One approach to smart contracts is to allow full-featured software to be embedded either inside or alongside a blockchain, able to respond to blockchain events. This is an approach taken by Hyperledger Fabric, Ethereum, NEO, and other such companies. This approach gives maximum flexibility, as there is essentially nothing that cannot be written into the blockchain system. The downside of this power is the risk of making errors. The more options available, the more possible edge cases and permutations that must be tested, and the higher the risk that there will be an undiscovered vulnerability in the code.

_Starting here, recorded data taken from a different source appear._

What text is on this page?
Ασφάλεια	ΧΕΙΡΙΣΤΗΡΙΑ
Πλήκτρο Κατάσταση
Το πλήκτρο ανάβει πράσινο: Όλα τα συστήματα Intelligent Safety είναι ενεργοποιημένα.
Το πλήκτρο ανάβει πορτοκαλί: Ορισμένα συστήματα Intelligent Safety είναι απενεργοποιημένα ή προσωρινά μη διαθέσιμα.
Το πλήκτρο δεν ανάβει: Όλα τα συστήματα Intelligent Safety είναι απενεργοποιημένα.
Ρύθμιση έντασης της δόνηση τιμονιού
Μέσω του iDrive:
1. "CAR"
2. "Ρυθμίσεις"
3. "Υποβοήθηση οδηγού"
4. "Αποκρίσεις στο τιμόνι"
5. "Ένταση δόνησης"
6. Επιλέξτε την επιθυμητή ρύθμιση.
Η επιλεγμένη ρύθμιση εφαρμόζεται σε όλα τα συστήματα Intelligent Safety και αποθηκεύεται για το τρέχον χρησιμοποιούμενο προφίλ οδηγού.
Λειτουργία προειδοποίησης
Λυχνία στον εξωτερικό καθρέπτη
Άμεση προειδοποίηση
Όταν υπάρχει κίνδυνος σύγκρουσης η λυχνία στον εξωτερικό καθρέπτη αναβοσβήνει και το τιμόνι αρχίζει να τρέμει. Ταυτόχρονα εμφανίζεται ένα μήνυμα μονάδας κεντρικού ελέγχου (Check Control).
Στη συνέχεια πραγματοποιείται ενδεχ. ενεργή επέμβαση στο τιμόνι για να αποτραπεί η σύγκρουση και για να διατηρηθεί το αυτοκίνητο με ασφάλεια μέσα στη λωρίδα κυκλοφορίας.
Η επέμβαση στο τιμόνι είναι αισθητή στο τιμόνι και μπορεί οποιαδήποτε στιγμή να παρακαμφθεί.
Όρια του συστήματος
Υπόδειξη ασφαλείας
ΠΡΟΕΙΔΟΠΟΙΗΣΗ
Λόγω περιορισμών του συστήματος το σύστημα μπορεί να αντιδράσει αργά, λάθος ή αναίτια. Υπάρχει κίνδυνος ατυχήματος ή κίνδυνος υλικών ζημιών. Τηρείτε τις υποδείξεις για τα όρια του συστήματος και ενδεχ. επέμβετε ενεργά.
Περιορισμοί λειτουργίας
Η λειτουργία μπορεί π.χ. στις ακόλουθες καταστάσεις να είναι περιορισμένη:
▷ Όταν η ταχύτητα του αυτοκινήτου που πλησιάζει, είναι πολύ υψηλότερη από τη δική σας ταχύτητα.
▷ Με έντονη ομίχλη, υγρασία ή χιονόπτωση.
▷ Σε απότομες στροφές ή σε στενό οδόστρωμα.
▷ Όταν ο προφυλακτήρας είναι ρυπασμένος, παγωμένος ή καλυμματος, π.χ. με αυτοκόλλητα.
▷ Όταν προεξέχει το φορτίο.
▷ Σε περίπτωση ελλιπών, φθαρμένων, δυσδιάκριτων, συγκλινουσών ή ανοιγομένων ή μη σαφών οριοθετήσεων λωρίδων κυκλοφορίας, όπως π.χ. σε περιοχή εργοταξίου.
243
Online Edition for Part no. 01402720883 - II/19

The other approach to smart contracts is to greatly reduce the scope of what is possible in return for making things more secure and costly mistakes more difficult. The trade-off is currently flexibility versus security. For instance, in the Stellar ecosystem, smart contracts are made as sets of operations. In Stellar, there are only eleven operations:
- Create account
- Payment
- Path payment
- Manage offer
- Create passive offer
- Set options
- Change trust
- Allow trust
- Account merge
- Inflation
- Manage data
These operations themselves have multiple options and permutations, and so enable quite a large amount of behavior. However, it is not possible to easily use these operations to execute something such as the DAO, or some other on-chain governance organization. Instead, such functionality would have to be hosted off the chain. Similarly, there is no clear way in Stellar to manage the equivalent of ERC-721 tokens, which would track the equivalent of something such as trading cards or even pieces of real estate. Stellar's smart contract system is geared toward the transfer of fungible assets, such as currencies. As a result, it can scale very quickly, easily handle multisignature accounts and escrow, and process transactions in just a few seconds with high throughput. Ethereum is more flexible, but the multisignature capability, the tokens themselves, and so on would need to be created with software written in Solidity. Ethereum is obviously more flexible, but requires more code, and thus runs a higher risk of defects.